At every job, he says, he applied the lessons from growing up working in his grandfather’s locksmith business. For instance, Magnotti must be able to react discreetly to incidents such as a staffer on a committee attaching a classified document to an e-mail message. “You have to be able to clean up messes like that, where someone should be fired but can’t be without embarrassing the congressman in the process,” explains Campen, Magnotti’s previous boss. “This job requires a tremendous amount of discretion.”

But make no mistake: All the discretion, patience and politicking would amount to nothing if Magnotti’s team didn’t also have safeguards of a more technical nature in place. Magnotti has set up a lab to track in real-time the tens of thousands of cyberattacks that hit the House systems during any given month. In the network security operations lab just down the hall from Magnotti’s office, four technicians watch a large monitor attached to the wall near the ceiling. On the screen is a digital map of the world. Lines connect countries to Washington, D.C. Each line indicates a cyberattack on a House system that is presently occurring. Lines come from everywhere, including Russia, China, the Middle East, France, the United Kingdom, North Korea, South Korea and even some islands. The technicians can move a cursor from their desks, click on one of the lines to check the source of the attack, what server it is attempting to penetrate and what kind of attack it is, such as a denial of service. Brent Conran, the lab manager, won’t say how many attacks get through the firewall, but he adds, “We’re very busy.”

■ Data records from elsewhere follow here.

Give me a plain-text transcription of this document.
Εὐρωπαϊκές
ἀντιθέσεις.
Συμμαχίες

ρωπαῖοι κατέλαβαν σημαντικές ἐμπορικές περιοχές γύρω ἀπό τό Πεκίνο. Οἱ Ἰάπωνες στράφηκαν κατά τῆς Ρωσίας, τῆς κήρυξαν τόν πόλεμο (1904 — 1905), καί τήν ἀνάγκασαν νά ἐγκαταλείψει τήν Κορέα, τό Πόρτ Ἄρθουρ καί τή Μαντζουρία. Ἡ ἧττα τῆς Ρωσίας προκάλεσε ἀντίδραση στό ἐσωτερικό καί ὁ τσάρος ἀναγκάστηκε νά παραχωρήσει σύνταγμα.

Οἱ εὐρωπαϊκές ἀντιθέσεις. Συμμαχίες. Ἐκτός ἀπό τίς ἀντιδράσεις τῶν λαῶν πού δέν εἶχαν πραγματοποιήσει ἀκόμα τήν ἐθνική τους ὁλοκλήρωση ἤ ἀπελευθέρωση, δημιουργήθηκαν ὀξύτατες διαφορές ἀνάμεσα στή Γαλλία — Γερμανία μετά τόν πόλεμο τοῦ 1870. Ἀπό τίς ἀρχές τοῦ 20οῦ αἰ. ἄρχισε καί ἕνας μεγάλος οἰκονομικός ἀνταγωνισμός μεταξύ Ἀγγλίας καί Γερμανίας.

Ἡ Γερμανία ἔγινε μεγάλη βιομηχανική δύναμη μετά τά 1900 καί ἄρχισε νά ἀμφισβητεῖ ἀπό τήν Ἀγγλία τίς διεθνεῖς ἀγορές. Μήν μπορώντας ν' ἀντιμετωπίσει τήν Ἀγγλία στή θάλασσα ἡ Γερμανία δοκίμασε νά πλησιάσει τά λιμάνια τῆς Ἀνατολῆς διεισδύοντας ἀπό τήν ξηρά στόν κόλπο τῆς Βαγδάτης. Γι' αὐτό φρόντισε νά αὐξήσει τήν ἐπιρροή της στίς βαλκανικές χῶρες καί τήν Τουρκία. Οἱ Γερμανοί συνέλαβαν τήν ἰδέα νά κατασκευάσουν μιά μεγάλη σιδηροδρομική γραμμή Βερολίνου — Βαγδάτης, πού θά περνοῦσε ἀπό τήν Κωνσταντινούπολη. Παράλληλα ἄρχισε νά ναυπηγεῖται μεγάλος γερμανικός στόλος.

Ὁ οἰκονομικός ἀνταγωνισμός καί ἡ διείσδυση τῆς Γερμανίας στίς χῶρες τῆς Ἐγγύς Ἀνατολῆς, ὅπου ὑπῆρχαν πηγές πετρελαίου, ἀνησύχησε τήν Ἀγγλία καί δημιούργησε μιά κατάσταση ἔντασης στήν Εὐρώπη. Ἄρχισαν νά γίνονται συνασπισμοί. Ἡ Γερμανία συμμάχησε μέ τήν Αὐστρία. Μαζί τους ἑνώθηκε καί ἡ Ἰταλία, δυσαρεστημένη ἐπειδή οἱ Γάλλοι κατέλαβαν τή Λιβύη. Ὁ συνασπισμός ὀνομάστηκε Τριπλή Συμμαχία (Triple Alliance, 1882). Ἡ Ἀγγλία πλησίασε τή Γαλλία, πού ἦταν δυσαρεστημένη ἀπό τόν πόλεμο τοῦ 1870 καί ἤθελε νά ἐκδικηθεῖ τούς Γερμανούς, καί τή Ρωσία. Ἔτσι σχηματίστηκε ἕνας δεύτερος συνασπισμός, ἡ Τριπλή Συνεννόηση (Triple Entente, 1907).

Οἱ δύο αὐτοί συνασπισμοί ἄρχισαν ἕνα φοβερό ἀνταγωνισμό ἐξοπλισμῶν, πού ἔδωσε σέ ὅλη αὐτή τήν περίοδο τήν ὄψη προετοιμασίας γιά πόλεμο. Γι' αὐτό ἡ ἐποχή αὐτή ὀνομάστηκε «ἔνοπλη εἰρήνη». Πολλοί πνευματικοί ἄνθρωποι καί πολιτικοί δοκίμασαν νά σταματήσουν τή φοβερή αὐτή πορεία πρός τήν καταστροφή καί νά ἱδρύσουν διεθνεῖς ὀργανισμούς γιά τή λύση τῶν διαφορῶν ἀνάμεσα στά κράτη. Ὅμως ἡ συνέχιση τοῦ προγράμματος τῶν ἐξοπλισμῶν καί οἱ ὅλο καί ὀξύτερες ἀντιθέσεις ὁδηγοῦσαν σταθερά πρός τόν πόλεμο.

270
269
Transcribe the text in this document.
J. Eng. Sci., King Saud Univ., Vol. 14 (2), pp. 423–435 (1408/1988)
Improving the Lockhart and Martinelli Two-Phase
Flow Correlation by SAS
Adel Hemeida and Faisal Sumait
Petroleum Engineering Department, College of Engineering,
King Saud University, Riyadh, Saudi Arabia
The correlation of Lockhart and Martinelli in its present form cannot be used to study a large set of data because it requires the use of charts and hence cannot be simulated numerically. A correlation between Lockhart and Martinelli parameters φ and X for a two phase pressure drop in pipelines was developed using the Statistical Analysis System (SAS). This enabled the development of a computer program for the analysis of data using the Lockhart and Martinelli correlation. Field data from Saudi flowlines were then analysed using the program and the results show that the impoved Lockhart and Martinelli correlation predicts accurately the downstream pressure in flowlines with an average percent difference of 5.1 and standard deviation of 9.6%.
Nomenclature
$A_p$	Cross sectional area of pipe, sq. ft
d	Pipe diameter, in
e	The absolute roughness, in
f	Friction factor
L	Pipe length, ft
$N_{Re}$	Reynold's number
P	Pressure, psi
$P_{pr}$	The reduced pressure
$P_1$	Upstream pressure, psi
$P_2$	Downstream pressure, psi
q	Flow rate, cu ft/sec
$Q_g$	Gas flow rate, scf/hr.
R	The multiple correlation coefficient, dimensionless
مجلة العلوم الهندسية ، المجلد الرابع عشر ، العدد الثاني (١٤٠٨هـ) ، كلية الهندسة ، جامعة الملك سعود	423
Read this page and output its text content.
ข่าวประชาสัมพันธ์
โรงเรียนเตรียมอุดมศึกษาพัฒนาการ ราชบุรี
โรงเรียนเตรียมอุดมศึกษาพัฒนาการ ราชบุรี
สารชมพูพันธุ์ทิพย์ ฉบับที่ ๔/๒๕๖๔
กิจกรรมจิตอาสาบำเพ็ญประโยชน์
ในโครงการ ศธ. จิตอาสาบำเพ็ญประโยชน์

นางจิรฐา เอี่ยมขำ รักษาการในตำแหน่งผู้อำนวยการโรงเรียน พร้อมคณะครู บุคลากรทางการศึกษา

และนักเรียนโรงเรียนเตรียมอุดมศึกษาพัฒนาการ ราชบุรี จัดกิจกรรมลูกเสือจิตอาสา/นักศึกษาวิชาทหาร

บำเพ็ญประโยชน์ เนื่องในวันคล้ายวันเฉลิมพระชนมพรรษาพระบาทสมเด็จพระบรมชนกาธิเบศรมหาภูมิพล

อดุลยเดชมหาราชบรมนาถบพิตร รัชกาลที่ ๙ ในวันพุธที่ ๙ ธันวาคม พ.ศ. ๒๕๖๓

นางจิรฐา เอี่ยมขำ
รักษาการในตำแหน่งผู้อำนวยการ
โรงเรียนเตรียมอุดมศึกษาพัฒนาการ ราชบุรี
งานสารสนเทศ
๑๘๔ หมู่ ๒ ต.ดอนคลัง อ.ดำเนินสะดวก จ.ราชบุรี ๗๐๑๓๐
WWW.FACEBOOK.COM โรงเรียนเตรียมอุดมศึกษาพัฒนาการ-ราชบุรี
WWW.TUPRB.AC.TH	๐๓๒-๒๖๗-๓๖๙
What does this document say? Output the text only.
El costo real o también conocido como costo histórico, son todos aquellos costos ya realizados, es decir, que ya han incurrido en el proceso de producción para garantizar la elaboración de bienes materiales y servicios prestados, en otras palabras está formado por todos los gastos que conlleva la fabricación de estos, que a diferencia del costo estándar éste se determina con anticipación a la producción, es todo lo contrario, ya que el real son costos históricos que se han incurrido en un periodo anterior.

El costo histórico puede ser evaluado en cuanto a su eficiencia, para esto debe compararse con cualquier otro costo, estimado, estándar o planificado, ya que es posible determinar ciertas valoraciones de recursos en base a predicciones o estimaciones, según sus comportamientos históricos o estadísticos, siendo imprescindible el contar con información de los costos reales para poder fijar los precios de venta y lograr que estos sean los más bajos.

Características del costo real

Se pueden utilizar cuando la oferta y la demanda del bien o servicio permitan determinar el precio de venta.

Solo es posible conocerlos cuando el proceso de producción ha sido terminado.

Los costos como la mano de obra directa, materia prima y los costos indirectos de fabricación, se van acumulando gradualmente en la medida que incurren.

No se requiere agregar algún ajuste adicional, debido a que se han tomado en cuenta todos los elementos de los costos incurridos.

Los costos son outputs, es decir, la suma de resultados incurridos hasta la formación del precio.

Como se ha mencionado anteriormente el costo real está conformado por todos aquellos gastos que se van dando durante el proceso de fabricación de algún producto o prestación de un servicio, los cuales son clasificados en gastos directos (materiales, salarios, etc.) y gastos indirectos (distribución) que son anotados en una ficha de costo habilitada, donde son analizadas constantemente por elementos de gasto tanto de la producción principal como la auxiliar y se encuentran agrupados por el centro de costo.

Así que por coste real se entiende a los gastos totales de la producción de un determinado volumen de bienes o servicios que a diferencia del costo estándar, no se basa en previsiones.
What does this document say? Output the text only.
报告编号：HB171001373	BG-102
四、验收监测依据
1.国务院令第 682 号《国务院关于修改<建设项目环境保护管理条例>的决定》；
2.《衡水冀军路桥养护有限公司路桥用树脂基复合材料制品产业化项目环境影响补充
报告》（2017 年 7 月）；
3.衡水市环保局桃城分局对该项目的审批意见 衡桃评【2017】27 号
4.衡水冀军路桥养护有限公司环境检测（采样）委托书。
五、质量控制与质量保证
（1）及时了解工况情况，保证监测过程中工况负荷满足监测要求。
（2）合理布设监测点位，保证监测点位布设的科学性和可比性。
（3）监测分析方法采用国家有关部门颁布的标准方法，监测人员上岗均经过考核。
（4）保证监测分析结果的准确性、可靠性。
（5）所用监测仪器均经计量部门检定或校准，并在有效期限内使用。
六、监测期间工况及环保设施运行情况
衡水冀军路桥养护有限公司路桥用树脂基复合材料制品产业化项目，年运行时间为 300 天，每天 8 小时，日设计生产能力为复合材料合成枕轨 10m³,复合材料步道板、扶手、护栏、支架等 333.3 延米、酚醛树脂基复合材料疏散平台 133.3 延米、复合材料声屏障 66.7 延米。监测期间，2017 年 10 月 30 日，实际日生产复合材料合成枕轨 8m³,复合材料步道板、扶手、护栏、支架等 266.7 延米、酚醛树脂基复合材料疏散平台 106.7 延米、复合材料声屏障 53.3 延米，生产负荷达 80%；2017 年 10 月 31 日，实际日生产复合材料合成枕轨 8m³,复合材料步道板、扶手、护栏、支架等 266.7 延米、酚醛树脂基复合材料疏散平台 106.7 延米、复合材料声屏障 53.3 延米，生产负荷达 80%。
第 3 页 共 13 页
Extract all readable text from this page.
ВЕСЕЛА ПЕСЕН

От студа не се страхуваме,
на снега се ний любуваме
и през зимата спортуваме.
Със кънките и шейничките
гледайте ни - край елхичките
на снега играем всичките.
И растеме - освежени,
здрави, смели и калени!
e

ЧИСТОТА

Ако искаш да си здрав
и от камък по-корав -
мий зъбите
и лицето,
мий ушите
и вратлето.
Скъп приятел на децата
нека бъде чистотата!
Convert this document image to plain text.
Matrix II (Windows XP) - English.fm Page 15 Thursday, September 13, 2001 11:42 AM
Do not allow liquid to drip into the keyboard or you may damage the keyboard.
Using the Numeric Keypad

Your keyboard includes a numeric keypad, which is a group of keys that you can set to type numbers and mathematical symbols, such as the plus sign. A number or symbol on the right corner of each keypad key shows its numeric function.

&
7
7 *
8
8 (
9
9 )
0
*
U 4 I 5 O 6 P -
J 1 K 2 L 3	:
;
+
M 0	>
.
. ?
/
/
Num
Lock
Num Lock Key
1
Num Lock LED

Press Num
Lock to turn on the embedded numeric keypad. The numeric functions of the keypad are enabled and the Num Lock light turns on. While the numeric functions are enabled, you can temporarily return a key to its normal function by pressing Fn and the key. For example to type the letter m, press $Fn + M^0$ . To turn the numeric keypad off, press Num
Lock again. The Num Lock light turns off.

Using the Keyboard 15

The House’s cyberspace will become even more open in the coming months. Magnotti is testing a wireless system that will give House members and their staffs instant access to the House networks. Magnotti acknowledges it is probably the most ambitious project he has worked on in his six years as CISO of the House. His staff will test the wireless network’s defenses as an ongoing effort, but Magnotti refuses to give any more details. “I’ll leave it at that,” he says.

Although he is modernizing one of the oldest institutions in the nation, Magnotti still comes back to basics, looking for a way to make sure that the parts of his security strategy fit easily like an intricate lock. That means continually working on a security awareness program, which includes an online security awareness course on the House intranet. The course teaches users to be aware of viruses and incidents, explains how the security office conducts remote access of systems at the House and describes what to do in case of a cyberspace incident. Magnotti’s team also has posted on the internal website security policies and a certification checklist. Users can also access short video clips that teach them about information security topics such as firewalls and intrusion protection. “I think you have a tendency in a security office to forget that real security awareness is the underpinning of what you are trying to do,” he says. “We tend to get sidetracked with the latest technical devices, or how can I make a better security policy, or how can I lock down something even more. What we don’t put as much time and energy into is making sure the people know that we are here, and here are the services that we offer. That’s what makes security fit across the organization. But it takes a lot of work.”